Sunday, December 05, 2004

The Columbus Dispatch Weighs in on the Ohio Recount

Benjamin Marrison, editor of the Columbus Dispatch, weighs in with thoughts on the upcoming Ohio recount in this article. Access to the full article requires registration and a subscription, but here are the main points.

Watching him [Kerry] concede the election to President Bush before he had to do so — while Ohio and the White House were technically up for grabs — I was impressed by his character.

The Massachusetts senator embodied the American spirit by attempting to reduce the rancor that divided our country leading up to the election.

Yet today, more than a month later, some of his supporters are still fighting, still campaigning.

Folks, it’s time to stop spending so much time debating the existence of a Republican conspiracy to deprive Democrats of the White House. It’s not there.

Marrison addresses the allegation that voting machines were purposely shorted in Democratic areas of Columbus.

For those who suggest (and there are many) that the allocation of voting machines unfairly crippled Franklin County Democrats, it’s simply not true. It’s clear that the Elections Board didn’t prepare well enough for the crush of voters it predicted, but it shorted voters in heavily Republican areas as well as in those that are heavily Democratic.

A Democratic supervisor at the county board recommended where to put the machines, and it’s unlikely that a Democrat would seek to disfranchise voters in areas that tend to vote for Democrats.
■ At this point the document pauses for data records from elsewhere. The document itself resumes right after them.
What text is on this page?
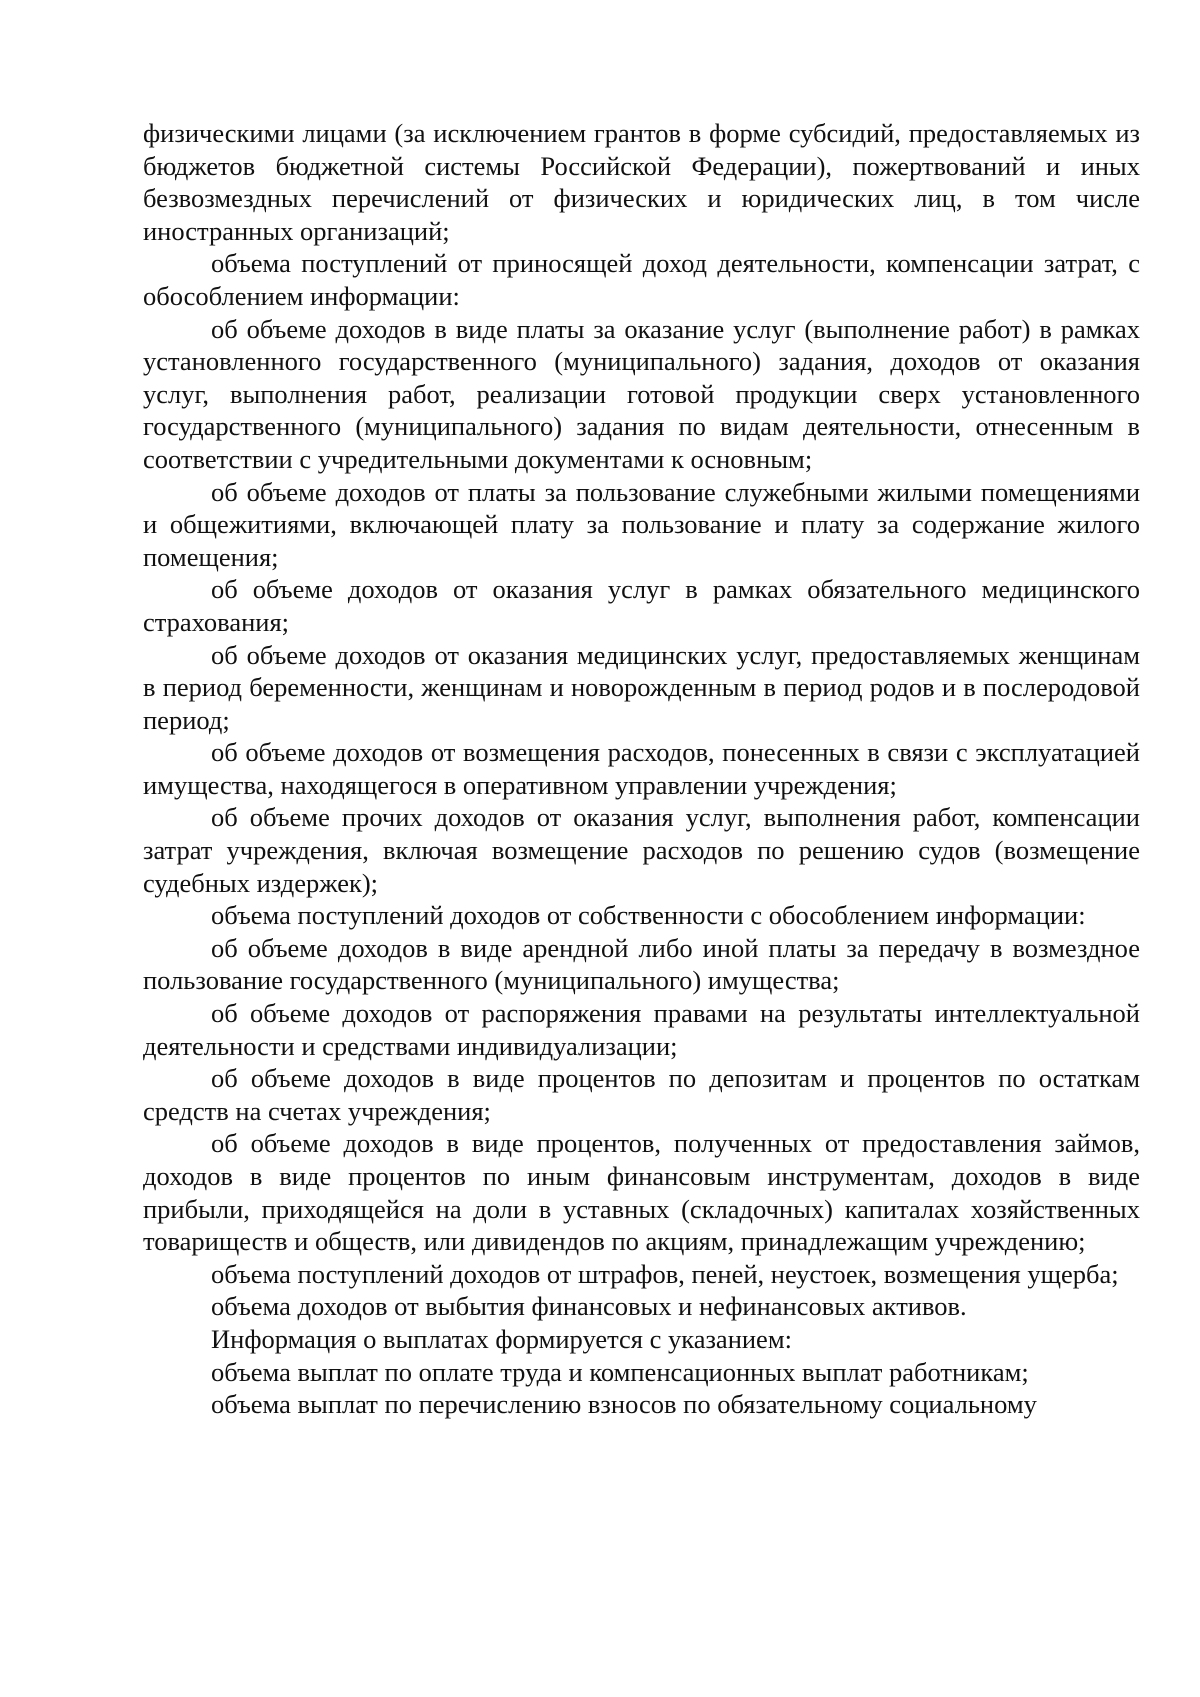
физическими лицами (за исключением грантов в форме субсидий, предоставляемых из бюджетов бюджетной системы Российской Федерации), пожертвований и иных безвозмездных перечислений от физических и юридических лиц, в том числе иностранных организаций;

объема поступлений от приносящей доход деятельности, компенсации затрат, с обособлением информации:

об объеме доходов в виде платы за оказание услуг (выполнение работ) в рамках установленного государственного (муниципального) задания, доходов от оказания услуг, выполнения работ, реализации готовой продукции сверх установленного государственного (муниципального) задания по видам деятельности, отнесенным в соответствии с учредительными документами к основным;

об объеме доходов от платы за пользование служебными жилыми помещениями и общежитиями, включающей плату за пользование и плату за содержание жилого помещения;

об объеме доходов от оказания услуг в рамках обязательного медицинского страхования;

об объеме доходов от оказания медицинских услуг, предоставляемых женщинам в период беременности, женщинам и новорожденным в период родов и в послеродовой период;

об объеме доходов от возмещения расходов, понесенных в связи с эксплуатацией имущества, находящегося в оперативном управлении учреждения;

об объеме прочих доходов от оказания услуг, выполнения работ, компенсации затрат учреждения, включая возмещение расходов по решению судов (возмещение судебных издержек);

объема поступлений доходов от собственности с обособлением информации:

об объеме доходов в виде арендной либо иной платы за передачу в возмездное пользование государственного (муниципального) имущества;

об объеме доходов от распоряжения правами на результаты интеллектуальной деятельности и средствами индивидуализации;

об объеме доходов в виде процентов по депозитам и процентов по остаткам средств на счетах учреждения;

об объеме доходов в виде процентов, полученных от предоставления займов, доходов в виде процентов по иным финансовым инструментам, доходов в виде прибыли, приходящейся на доли в уставных (складочных) капиталах хозяйственных товариществ и обществ, или дивидендов по акциям, принадлежащим учреждению;

объема поступлений доходов от штрафов, пеней, неустоек, возмещения ущерба;

объема доходов от выбытия финансовых и нефинансовых активов.

Информация о выплатах формируется с указанием:

объема выплат по оплате труда и компенсационных выплат работникам;

объема выплат по перечислению взносов по обязательному социальному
We examined voter turnout and found that the growth in new registrants nearly mirrored the percentage increase in voter turnout. That doesn’t mean everyone who left the polls without voting eventually returned, but it suggests that most did. I was one of them.
He goes on to suggest that focusing on voter improvements is what is needed, not a recount.

The best thing Democrats have going for them is that citizens appear ready to embrace improvements to the voting system. The people elected to run this state would have to be brain dead not to understand that they must do something.

The system needs changes to ease restrictions on absentee voting, reduce reliance on punchcard machines and guarantee that November’s lines won’t reappear.

Finally, he concludes by pointing out that in the last statewide recount in 1990, the recounted totals varied from the original totals by a grand total of 146 votes.

Our voting system [compared to Florida in 2000] has better safeguards, and the margin of victory is too great to merit the $1.5 million expense of a statewide recount.

Bush won Ohio by about 119,000 votes. The last time a statewide recount was conducted, in 1990, the office of attorney general was at stake. More than 3.3 million votes had been cast, and when the recount was done, only 146 votes changed.

If the Democrats who say ‘‘This isn’t about winning and losing" really mean it, they should skip the recount and push for reforms to our voting system.
The Cleveland Plain Dealer is supposed to be working on a fairly lengthy article on the various allegations that reaches the same conclusion.